AS FORECAST: ARRESTS AT U.S. BORDER HIT RECORD HIGH. IT WILL GET WORSE

U.S. border agents made about 1.66 million arrests this past year at the border with Mexico, which marks an all-time high and proves our long-held prediction that the COVID-19 outbreak and subsequent lockdowns would hammer the poorest countries the worst and force their desperate citizens to flee.
It was the cover of our 3 March Trends Journal“CORONAVIRUS 9/11 – SPREADING TERROR.” We predicted that these unprecedented lockdowns will lead to a migration problem never seen before. (See “MIGRANT FLOOD. WHAT WILL BIDEN DO?,” “MIGRANTS: COME ON IN. COVID DON’T COUNT,” and “U.S. BORDER PATROL: CHILD BORDER CROSSINGS SPIKE.”)
The Biden administration has faced criticism by Republicans in Congress who say the team is not taking the border crisis seriously and is sending mixed messages to potential migrants. Critics say the Biden administration is encouraging migration by promising to undo former President Trump’s immigration policy, which was seen as restrictive.
President Biden was asked about visiting the region at a town hall on Thursday, and said, “I guess I should go” to the border, but has not been able to carve out time in his schedule.
Over the past year, more than 125,000 unaccompanied children have arrived at the border, which eclipses the previous high of 80,000 in 2019. The New York Post reported last week that planes ferrying hundreds of these underage children have been arriving during off-hours at New York’s Westchester County Airport. The secretive flights were seen as the result of lawlessness at the border.
“I’ve never seen it as bad as what it is right now,” Brandon Judd, the president of the union that represents Border Patrol agents, told NPR. “We just don’t have the manpower and resources to do what we need to do to both detect and apprehend everything that’s crossing the border.”
About 40 percent of the migrants nabbed at the border originated from Central American countries, namely Guatemala and Honduras. There was also a significant increase of those from South America, the Caribbean, and Africa, NPR reported.
More than half a million Hondurans, or 5 percent of the country’s population, have been nabbed at the U.S. border since January 2019, VOA News reported. Many of these individuals see little hope in trying to make a living in their home countries because of rampant corruption and a lack of job prospects. The COVID-19 outbreak has just exasperated the problem.

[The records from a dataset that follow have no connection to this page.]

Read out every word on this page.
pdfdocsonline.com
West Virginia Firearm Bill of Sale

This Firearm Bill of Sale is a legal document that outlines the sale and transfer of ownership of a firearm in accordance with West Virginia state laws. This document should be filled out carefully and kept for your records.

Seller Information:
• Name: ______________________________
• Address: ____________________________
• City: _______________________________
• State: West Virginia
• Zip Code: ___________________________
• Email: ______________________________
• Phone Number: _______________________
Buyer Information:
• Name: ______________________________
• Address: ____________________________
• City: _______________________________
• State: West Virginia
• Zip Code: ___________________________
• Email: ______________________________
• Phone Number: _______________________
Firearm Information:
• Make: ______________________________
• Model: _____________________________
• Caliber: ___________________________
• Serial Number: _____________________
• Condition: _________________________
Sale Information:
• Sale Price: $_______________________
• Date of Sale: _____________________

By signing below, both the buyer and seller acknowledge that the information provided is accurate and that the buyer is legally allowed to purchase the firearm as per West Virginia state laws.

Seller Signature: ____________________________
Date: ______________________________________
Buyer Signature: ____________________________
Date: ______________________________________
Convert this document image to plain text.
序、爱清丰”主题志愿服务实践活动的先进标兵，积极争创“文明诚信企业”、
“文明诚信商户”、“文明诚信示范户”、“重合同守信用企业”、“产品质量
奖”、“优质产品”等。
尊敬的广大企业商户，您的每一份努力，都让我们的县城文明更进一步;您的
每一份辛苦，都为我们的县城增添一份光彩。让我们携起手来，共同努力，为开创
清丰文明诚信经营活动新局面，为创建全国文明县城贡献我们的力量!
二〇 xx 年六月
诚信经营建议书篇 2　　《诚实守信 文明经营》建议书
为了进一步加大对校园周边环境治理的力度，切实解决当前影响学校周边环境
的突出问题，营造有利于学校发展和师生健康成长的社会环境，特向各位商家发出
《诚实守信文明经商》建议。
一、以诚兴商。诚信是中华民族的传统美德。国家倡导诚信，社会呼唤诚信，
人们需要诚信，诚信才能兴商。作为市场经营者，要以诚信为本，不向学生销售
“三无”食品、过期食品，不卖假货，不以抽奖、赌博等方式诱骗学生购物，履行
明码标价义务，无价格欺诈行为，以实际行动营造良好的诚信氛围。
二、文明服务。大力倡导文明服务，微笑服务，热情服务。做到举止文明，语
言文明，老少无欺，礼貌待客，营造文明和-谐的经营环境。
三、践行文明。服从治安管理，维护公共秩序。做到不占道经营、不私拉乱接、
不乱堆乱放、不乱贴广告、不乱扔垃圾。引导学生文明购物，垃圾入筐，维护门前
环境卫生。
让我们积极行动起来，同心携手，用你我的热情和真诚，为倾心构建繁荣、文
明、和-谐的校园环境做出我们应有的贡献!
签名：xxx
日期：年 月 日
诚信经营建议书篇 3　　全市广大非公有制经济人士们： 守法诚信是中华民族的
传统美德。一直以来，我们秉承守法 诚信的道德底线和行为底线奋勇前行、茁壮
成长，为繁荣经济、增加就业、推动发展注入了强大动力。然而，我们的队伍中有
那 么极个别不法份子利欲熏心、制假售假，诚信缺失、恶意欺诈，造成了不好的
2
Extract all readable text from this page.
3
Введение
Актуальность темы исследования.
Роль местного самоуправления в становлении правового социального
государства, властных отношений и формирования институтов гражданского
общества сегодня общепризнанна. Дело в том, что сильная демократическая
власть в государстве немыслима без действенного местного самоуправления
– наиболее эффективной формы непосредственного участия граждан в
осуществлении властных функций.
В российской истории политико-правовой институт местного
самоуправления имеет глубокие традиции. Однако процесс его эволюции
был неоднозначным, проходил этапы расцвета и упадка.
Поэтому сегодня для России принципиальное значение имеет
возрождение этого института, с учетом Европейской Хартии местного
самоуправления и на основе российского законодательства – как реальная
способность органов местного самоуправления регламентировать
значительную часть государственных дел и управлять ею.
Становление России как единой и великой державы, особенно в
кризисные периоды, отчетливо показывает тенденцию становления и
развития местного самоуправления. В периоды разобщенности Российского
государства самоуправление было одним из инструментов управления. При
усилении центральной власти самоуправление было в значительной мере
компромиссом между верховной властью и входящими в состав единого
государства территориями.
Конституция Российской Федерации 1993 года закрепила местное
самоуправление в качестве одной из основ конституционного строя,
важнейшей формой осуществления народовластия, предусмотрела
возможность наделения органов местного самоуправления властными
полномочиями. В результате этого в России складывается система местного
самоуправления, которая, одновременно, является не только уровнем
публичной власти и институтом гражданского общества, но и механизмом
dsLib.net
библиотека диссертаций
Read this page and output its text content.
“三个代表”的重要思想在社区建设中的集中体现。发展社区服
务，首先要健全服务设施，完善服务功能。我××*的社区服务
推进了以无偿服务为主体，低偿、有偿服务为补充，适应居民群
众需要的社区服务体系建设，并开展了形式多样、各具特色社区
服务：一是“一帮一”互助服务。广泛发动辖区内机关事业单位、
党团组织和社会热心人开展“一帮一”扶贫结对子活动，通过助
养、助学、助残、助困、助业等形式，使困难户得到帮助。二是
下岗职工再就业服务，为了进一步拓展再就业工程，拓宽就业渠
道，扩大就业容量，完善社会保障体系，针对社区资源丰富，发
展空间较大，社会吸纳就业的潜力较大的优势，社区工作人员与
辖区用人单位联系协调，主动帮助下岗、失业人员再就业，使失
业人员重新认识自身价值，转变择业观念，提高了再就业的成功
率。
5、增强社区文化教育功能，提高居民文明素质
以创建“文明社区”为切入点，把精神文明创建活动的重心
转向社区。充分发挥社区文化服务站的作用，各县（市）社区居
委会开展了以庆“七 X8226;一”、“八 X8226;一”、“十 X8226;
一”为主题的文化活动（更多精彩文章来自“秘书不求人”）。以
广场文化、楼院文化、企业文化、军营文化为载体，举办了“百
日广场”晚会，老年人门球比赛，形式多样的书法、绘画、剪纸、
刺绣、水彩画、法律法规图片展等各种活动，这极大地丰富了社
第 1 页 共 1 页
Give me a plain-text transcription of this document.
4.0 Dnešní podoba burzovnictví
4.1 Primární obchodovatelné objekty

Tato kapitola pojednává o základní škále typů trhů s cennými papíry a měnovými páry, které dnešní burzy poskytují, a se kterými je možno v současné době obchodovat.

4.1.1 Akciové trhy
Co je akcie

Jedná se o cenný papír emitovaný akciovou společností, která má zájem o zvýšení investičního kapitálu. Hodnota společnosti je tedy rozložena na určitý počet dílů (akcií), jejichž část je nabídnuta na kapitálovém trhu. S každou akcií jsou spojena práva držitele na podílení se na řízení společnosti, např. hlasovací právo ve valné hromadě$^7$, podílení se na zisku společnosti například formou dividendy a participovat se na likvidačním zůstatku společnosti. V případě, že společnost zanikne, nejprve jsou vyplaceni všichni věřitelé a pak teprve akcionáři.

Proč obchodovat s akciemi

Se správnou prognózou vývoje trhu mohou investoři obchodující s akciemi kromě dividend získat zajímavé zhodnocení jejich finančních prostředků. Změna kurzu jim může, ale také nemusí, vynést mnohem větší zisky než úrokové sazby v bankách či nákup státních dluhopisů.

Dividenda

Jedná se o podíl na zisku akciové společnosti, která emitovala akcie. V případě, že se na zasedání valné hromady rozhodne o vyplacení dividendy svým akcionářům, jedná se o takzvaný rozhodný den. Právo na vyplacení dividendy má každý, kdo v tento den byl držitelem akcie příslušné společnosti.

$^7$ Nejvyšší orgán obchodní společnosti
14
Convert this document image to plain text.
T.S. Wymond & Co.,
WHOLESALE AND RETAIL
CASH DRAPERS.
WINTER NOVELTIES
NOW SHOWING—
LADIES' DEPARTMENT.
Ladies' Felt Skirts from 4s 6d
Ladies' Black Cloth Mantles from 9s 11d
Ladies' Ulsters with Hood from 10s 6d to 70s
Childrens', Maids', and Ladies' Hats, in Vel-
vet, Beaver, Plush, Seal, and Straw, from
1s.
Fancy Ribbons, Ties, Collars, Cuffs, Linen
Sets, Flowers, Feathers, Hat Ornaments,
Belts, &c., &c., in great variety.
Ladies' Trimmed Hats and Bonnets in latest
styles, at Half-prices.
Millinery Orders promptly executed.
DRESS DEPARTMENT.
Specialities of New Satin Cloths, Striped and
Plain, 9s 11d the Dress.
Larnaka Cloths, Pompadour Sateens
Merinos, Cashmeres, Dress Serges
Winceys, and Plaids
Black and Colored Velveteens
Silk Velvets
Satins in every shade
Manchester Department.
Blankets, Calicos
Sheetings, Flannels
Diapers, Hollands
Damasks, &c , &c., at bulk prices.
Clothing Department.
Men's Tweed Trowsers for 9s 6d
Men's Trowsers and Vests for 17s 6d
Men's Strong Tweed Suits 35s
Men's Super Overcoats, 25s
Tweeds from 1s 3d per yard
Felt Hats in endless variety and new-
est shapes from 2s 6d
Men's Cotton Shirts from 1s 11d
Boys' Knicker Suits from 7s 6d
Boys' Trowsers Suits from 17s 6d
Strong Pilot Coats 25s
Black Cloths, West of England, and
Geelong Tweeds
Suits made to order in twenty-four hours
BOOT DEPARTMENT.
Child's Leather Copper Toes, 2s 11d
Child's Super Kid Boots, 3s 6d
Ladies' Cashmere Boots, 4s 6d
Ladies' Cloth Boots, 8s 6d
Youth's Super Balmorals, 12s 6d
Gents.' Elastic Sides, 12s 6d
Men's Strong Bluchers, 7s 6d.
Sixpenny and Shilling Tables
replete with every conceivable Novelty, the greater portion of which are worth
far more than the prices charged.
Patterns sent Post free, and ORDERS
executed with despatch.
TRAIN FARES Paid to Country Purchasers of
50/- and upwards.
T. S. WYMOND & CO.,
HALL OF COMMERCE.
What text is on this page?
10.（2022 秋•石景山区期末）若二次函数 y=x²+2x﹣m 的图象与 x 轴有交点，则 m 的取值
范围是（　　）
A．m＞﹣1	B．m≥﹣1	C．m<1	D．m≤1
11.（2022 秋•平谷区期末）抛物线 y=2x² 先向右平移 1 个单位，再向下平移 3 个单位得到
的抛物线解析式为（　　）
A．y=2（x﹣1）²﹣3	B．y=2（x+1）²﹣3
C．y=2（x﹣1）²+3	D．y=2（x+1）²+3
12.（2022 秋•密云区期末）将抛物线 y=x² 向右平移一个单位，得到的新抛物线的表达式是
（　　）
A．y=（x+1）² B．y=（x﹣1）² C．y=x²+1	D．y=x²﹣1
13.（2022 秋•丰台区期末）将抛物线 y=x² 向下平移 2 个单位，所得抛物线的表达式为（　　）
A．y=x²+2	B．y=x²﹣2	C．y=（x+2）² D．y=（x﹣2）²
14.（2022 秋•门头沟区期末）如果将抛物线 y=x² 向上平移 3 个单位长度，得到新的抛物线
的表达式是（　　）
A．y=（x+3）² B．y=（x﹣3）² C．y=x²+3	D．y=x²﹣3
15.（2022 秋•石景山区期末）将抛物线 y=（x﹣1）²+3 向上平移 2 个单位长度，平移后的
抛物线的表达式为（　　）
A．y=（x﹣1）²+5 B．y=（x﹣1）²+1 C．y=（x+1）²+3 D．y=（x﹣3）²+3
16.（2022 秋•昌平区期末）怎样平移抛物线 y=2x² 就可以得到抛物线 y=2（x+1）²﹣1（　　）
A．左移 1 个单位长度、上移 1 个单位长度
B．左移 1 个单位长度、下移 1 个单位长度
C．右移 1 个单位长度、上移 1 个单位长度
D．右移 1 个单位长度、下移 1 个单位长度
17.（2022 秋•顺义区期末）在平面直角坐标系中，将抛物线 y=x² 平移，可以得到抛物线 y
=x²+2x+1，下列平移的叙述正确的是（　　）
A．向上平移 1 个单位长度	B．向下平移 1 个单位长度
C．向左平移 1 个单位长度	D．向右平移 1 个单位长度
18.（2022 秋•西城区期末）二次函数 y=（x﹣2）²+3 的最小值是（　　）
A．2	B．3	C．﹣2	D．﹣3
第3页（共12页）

The UN refugee agency estimates that at least 82 million people were displaced from their homes at the end of 2020, which is the highest number since WW2, according to The Wall Street Journal. 
“I don’t think it’s going to slow down anytime soon,” Laura Collins, an immigration expert at the George W. Bush Institute, told the paper.
TREND FORECAST: As we have long forecast, as a result of the COVID War that has destroyed nation’s economies and ruined the lives and livelihoods of hundreds of millions, if not billions, the refugee crisis will continue to escalate across the globe.
Again, none of this was unforeseen, especially not by the Trends Journal; see, for example, January 2021’s “LATIN AMERICA FACES SLOW, PAINFUL ECONOMIC RECOVERY,” the March 2021 article, “BIDEN TO FIX BORDER SURGE?” or go back to October 2020’s “ILLEGAL BORDER CROSSINGS ON THE RISE.”
And now, with the poorer nations hit the hardest and our forecasts for worsening economic conditions, the refugee crisis will accelerate across much of the globe. In turn, as we have long forecast, there will be new anti-immigration, anti-vax, anti-tax populist movements that will challenge established political parties.
TRENDPOST: The Biden administration was slow to act on the border and allowed the situation to worsen to a point that it is not sustainable. 
Immigration has always been the political third rail. If President Biden came out too forcefully and told migrants not to come, progressives from his party would criticize him as being a slightly more tolerable Donald Trump. If he opened the border, moderates would abandon him. 
So he did what any veteran politician would do: put someone else in charge. 
He tapped Vice President Kamala Harris to lead the administration’s effort to regain control of the border. She took part in a few photo-op video conferences with leaders from the Northern Triangle, visited Mexico, and even the border. Nothing was solved. She’s running for her own political life and does not want to be tied to its failure.
The situation has gotten so untenable that secret flights are entering the U.S. in the dead of night carrying unaccompanied children because there is simply nowhere else to stick them. Jen Psaki, the White House press secretary, downplayed the flights seen landing in the wee small hours of the morning as merely flights “earlier than you might like.”
The border issue is a serious crisis and must be met with a serious response. There is little the U.S. can do to stop corruption in Honduras and Haiti. You can’t blame these migrants for fleeing. But the U.S. needs political courage to tackle the problem, which Washington is lacking.
Solution
A key element in Gerald Celente’s Occupy Peace movement is to close America’s 800 plus military bases in foreign nations and bring home the troops to secure the homeland borders. This is both more effective and less costly than to build a wall.